Carbon Quantum Dots Are Produced from Sugarcane WasteJohn Simpson | December 02, 2016
Indian researchers have found a use for sugarcane pulp as a source of highly fluorescent carbon quantum dots. The application could offer a new revenue stream for farmers, and also reduce the amount of agricultural waste.
“In our study, we developed a simple, low-cost and efficient method for green synthesis of fluorescent carbon quantum dots from sugarcane bagasse,” says Dr.
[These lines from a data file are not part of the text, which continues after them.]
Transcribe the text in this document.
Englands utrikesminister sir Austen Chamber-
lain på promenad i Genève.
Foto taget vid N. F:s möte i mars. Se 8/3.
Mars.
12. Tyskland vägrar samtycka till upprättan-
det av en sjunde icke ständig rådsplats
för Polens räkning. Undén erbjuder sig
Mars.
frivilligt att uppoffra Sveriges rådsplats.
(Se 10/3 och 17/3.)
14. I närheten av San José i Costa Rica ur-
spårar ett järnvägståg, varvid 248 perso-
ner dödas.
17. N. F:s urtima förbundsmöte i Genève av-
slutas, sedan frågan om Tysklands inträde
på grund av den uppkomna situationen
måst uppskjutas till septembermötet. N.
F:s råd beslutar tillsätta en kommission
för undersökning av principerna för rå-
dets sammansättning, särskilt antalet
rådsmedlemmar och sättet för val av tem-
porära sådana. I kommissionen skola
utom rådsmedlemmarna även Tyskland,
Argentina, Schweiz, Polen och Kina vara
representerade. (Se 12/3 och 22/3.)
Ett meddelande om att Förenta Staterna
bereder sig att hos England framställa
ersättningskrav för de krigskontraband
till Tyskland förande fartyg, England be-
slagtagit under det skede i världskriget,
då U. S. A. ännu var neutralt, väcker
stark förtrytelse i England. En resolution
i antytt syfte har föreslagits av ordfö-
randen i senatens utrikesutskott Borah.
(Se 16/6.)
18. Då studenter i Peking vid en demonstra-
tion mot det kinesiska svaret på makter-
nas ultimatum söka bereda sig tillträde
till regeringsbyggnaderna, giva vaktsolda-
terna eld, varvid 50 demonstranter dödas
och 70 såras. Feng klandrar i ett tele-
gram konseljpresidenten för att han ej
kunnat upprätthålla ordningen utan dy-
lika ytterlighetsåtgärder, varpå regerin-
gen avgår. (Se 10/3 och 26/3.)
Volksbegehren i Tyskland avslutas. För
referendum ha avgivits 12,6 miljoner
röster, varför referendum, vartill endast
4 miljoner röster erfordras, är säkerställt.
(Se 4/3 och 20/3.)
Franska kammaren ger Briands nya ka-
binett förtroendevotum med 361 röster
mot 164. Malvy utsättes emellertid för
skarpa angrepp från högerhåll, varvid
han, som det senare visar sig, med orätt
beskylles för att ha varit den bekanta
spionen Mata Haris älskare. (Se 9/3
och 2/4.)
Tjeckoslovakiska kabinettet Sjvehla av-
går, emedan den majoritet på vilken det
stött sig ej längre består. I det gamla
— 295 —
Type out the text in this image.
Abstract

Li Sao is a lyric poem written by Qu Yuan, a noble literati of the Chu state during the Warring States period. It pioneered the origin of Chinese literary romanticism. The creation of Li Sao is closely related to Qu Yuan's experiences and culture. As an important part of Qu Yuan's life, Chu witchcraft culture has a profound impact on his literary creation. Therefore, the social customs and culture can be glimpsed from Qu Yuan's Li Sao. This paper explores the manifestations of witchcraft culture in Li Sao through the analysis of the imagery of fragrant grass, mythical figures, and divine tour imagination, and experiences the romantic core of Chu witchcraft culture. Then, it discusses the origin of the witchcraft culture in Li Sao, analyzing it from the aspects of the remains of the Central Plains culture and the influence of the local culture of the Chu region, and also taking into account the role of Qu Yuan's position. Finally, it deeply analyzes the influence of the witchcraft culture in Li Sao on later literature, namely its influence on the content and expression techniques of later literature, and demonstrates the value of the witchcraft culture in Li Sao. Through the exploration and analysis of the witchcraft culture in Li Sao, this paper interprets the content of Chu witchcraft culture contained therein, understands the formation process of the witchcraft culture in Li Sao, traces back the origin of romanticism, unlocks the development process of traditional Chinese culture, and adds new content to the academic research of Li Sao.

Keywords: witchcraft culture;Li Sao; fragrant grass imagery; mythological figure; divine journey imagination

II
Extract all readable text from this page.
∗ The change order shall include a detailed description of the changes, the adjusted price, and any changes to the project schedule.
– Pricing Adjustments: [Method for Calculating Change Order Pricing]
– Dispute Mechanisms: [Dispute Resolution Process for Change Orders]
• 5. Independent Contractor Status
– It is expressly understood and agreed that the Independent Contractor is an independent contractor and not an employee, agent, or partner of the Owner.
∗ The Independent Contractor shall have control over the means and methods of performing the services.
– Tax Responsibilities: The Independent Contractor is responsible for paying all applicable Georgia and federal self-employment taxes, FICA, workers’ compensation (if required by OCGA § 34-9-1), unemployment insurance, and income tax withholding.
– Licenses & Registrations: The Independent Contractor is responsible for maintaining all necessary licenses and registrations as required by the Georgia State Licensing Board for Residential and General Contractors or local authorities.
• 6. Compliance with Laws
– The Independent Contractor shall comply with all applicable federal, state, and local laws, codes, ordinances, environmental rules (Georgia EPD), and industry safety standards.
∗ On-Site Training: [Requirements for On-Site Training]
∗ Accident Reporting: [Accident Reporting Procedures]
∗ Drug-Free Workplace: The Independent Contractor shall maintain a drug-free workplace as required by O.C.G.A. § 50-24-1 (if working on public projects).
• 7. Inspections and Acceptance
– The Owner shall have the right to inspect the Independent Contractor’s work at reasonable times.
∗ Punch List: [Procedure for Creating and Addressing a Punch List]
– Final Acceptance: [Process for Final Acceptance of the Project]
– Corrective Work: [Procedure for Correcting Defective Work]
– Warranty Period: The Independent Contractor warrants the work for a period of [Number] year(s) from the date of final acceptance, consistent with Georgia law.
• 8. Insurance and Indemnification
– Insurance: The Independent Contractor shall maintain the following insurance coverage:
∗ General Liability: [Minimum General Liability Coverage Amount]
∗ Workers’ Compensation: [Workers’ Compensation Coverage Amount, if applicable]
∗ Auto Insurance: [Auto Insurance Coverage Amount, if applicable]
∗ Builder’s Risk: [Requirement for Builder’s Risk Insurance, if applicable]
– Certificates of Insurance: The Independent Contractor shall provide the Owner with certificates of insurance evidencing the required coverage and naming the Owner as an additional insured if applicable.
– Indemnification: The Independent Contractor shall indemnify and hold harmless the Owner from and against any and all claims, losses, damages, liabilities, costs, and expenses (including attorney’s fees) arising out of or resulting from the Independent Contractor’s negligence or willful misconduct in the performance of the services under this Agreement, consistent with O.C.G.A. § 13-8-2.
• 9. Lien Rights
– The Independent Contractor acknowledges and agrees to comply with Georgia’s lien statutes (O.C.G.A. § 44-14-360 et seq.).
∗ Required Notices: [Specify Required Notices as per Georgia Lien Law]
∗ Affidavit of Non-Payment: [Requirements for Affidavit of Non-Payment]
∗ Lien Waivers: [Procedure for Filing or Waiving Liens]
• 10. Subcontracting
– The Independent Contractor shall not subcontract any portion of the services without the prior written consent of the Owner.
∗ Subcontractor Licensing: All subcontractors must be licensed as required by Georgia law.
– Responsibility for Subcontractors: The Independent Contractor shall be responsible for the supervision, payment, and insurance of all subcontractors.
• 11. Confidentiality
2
Ravi Shankaran Dhesingh, associate professor of nanoscience and nanotechnology at the University of Madras, in Chennai, India.
The dots are carbon nanoparticles around four nanometers in diameter. Because they emit light and are non-toxic, carbon quantum dots can serve as biosensors, in light-emitting diodes, and even to deliver drugs in the human body. For example, researchers have injected liquids containing carbon quantum dots to image a living body from the inside.
The research demonstrates a new method of producing these nanoparticles. To begin, the Indian team cut the sugarcane bagasse into small pieces and sun-dried it. After burning the dry bagasse, they chemically oxidized and exfoliated it.
There have been many attempts to use sugarcane bagasse, but it can be a difficult material to work with. It is unsuitable for paper production because it is very stringy. And while it is often used as biofuel, about half of the bagasse is wasted because it is too wet.
Given the dwindling profit margins for sugarcane producers, nanomaterials could provide an answer for both the environment and industry. These sugarcane carbon quantum dots are just as fluorescent and bio-compatible as those made using other methods, the study shows.